Towards Explainable In-the-Wild Video Quality Assessment: A Database and a Language-Prompted Approach

The proliferation of in-the-wild videos has greatly expanded the Video Quality Assessment (VQA) problem. Unlike early definitions that usually focus on limited distortion types, VQA on in-the-wild videos is especially challenging as it could be affected by complicated factors, including various distortions and diverse contents. Though subjective studies have collected overall quality scores for these videos, how the abstract quality scores relate with specific factors is still obscure, hindering VQA methods from more concrete quality evaluations (e.g. sharpness of a video). To solve this problem, we collect over two million opinions on 4,543 in-the-wild videos on 13 dimensions of quality-related factors, including in-capture authentic distortions (e.g. motion blur, noise, flicker), errors introduced by compression and transmission, and higher-level experiences on semantic contents and aesthetic issues (e.g. composition, camera trajectory), to establish the multi-dimensional Maxwell database. Specifically, we ask the subjects to label among a positive, a negative, and a neutral choice for each dimension. These explanation-level opinions allow us to measure the relationships between specific quality factors and abstract subjective quality ratings, and to benchmark different categories of VQA algorithms on each dimension, so as to more comprehensively analyze their strengths and weaknesses. Furthermore, we propose the MaxVQA, a language-prompted VQA approach that modifies vision-language foundation model CLIP to better capture important quality issues as observed in our analyses. The MaxVQA can jointly evaluate various specific quality factors and final quality scores with state-of-the-art accuracy on all dimensions, and superb generalization ability on existing datasets. Code and data available at https://github.com/VQAssessment/MaxVQA.

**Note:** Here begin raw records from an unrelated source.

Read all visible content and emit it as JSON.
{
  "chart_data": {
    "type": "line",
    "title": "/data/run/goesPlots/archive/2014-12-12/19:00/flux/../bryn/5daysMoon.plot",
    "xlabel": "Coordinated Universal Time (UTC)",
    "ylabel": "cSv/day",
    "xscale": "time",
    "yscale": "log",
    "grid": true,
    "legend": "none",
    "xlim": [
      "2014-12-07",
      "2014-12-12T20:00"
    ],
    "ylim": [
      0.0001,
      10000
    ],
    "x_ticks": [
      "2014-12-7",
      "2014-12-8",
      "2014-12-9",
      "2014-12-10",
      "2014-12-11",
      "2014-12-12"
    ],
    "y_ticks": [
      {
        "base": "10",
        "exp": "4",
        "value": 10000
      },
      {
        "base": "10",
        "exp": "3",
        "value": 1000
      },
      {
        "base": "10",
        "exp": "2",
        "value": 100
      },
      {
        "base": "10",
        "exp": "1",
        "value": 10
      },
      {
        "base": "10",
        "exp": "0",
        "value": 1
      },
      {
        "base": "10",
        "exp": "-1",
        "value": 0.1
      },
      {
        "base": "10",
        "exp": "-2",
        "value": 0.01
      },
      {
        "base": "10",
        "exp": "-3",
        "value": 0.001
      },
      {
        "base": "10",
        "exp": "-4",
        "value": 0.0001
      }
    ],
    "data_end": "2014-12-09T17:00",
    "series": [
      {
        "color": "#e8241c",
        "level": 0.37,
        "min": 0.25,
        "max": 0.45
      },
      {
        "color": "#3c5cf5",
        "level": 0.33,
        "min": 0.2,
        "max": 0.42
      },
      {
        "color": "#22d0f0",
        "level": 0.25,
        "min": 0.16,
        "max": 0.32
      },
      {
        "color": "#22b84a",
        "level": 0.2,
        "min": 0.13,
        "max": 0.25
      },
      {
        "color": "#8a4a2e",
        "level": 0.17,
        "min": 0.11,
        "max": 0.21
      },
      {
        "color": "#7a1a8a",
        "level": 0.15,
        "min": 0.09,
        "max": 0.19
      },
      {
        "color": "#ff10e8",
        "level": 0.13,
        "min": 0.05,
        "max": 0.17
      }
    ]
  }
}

翻译：野外视频的激增极大地扩展了视频质量评估（VQA）问题。与早期通常关注有限失真类型的定义不同，野外视频的VQA尤其具有挑战性，因为它可能受到包括各种失真和多样化内容在内的复杂因素影响。尽管主观研究已为这些视频收集了总体质量分数，但抽象质量分数与具体因素之间的关系仍不明确，阻碍了VQA方法进行更具体的质量评估（例如视频的清晰度）。为解决此问题，我们在13个质量相关因素维度上收集了超过两百万条关于4543个野外视频的意见，包括拍摄中的真实失真（如运动模糊、噪声、闪烁）、压缩和传输引入的错误，以及关于语义内容和美学问题（如构图、摄像机轨迹）的高层体验，以建立多维度的Maxwell数据库。具体而言，我们要求受试者针对每个维度在正面、负面和中性选项中进行标记。这些解释级别的意见使我们能够衡量特定质量因素与抽象主观质量评级之间的关系，并对每类VQA算法在每个维度上进行基准测试，从而更全面地分析其优缺点。此外，我们提出了MaxVQA，一种语言提示的VQA方法，它修改了视觉语言基础模型CLIP，以更好地捕捉我们分析中发现的关键质量问题。MaxVQA能够联合评估各种特定质量因素和最终质量分数，在所有维度上达到最先进的准确性，并在现有数据集上表现出卓越的泛化能力。代码和数据可在https://github.com/VQAssessment/MaxVQA获取。